Rule-Based Safety Supervisor for Multimodal Opioid-Free Anesthesia
CRITICAL WARNING: This is a computational research prototype developed for educational purposes. It is NOT validated for clinical use and must NEVER be used in patient care or integrated with medical devices.
This is not:
- A medical device or clinical decision support system
- Approved by FDA or any regulatory authority
- Validated for patient safety or clinical accuracy
- Intended for integration with anesthesia equipment
- A substitute for clinical judgment or monitoring
This is:
- Independent pre-medical computational research project
- Educational demonstration of safety supervision concepts
- Proof-of-concept for algorithm design discussion
- Medical school application portfolio material
Regulatory Status:
This software has NOT undergone clinical validation, regulatory review, or safety testing. It is NOT approved for clinical deployment under any circumstances.

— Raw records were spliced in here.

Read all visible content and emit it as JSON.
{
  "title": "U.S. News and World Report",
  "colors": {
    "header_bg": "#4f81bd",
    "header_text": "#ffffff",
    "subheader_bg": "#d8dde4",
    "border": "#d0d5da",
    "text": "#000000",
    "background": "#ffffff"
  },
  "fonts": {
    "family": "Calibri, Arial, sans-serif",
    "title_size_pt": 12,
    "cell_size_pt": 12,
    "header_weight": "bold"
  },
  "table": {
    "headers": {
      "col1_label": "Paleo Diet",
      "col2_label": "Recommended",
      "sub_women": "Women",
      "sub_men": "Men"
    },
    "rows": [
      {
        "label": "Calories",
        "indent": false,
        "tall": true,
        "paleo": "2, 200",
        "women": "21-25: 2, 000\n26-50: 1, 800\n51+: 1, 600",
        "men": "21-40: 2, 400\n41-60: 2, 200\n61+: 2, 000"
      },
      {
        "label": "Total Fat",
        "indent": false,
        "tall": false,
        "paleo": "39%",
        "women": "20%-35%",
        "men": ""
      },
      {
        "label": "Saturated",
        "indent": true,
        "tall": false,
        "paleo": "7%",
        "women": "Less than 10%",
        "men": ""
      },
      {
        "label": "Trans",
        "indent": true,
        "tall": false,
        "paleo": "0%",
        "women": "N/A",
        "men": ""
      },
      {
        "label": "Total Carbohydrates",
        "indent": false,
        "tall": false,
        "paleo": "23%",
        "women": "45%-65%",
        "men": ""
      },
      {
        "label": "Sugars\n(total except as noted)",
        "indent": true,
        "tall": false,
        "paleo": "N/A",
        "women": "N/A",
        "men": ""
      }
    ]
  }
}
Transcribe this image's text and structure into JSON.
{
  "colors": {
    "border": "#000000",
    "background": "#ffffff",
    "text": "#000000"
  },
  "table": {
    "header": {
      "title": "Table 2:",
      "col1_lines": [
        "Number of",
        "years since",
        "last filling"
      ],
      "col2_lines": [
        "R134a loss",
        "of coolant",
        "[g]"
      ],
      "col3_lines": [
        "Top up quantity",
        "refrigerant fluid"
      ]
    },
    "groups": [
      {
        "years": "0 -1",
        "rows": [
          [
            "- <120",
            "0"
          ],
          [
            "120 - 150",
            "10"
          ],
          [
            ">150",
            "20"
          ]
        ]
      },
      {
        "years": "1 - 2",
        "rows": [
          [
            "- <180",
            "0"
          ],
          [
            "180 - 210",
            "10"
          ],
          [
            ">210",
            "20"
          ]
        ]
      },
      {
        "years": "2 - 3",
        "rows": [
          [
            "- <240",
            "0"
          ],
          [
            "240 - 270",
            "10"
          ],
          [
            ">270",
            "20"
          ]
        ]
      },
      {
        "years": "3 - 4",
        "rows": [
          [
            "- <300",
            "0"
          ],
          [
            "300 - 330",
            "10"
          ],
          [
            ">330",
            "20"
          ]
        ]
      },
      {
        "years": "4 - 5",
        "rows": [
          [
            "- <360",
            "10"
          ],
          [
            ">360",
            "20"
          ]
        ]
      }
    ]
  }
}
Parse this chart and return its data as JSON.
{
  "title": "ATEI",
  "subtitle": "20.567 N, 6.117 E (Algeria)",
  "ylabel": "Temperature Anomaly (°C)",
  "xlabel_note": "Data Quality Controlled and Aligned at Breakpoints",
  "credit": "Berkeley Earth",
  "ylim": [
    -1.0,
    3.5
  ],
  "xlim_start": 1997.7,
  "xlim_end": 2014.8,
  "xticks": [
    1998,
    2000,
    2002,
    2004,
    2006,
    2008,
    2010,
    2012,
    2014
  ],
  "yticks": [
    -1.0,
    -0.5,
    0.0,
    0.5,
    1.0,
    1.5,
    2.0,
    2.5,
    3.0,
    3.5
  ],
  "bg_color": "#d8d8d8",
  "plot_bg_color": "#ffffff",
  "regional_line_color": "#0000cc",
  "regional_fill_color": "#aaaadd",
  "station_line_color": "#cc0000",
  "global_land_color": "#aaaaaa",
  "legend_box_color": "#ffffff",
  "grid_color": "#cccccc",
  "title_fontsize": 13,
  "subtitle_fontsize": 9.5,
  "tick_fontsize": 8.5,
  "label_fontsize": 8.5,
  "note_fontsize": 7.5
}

Institutional Affiliation:
This is an independent educational project. It is not affiliated with, endorsed by, or approved by University of Washington, UW Medicine, or any clinical institution.
Clinical Use Warning:
Use of this software in any patient care environment would constitute unauthorized practice of medicine and violate regulatory requirements. Clinical anesthesia requires trained professionals, approved monitoring equipment, and validated decision support systems.
Liability:
This work is provided "as is" without warranty of any kind. The author assumes no liability for any use or misuse of this software.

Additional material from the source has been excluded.